When travel became legal in summer 1990, members of Albania’s small Jewish community—largely protected during World War Two—began actively planning for a long-desired emigration to Israel. Some of them had already met with Israeli officials to discuss shuttling Jews out of the country. They worked with Israel’s Jewish Agency, which helped get Jews from around the world to Israel. The more secretive Israeli Liaison Bureau assisted Jews from communist states.

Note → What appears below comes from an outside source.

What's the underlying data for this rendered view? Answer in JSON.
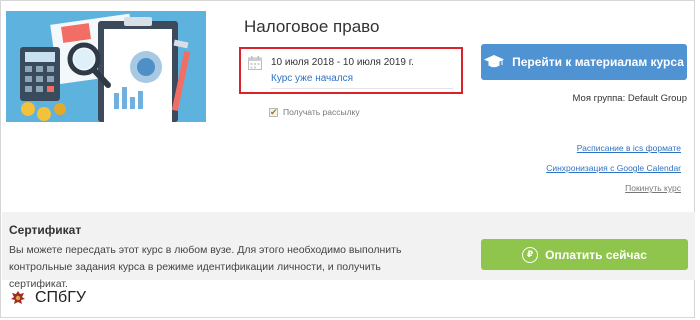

The Israelis devised “Operation Flying Carpet” to transfer Albanian Jews, usually via Italy or Greece, because Israel and Albania did not have diplomatic relations until August 1991. As it had done with other governments, the Israelis agreed to pay the government for every Jew allowed to leave—this time $2,000 per person.
Media leaks had destroyed Jewish Agency attempts to evacuate Ethiopian Jews in 1985, so the agency kept its Albanian plans secret. Albanian Jews also feared that Ramiz Alia would change his mind if word leaked. The older members of the community recalled a similar plan to leave Albania in 1952, which Enver Hoxha blocked at the last minute, cancelling the exit visas in their passports.[i]
The first group left Tirana in mid-December 1990. Over the next five months, about 270 people arrived in Israel with help from the Greek and Italian governments. Thirty-seven Albanian Jews went to the United States. “The Jewish diaspora of Albania no longer exists,” the head of the Jewish Agency declared in April 1991 from Tel Aviv.[ii] The claim was false: fifty-two Albanian Jews, many of them married to non-Jewish Albanians, decided to stay in the country of their birth.
[i] See “Secret Operation Whisked Last Jews from Albania to Israel,” by Tom Hundley, Chicago Tribune, April 14, 1991, and “Homecoming of Albanian Jews Completed,” by Bill Hutman, Jerusalem Post, April 12, 1991.
[ii] “From Forgotten Land to Promised Land: Albanian Immigrants Arrive,” by Allyn Fisher, Associated Press, April 11, 1991.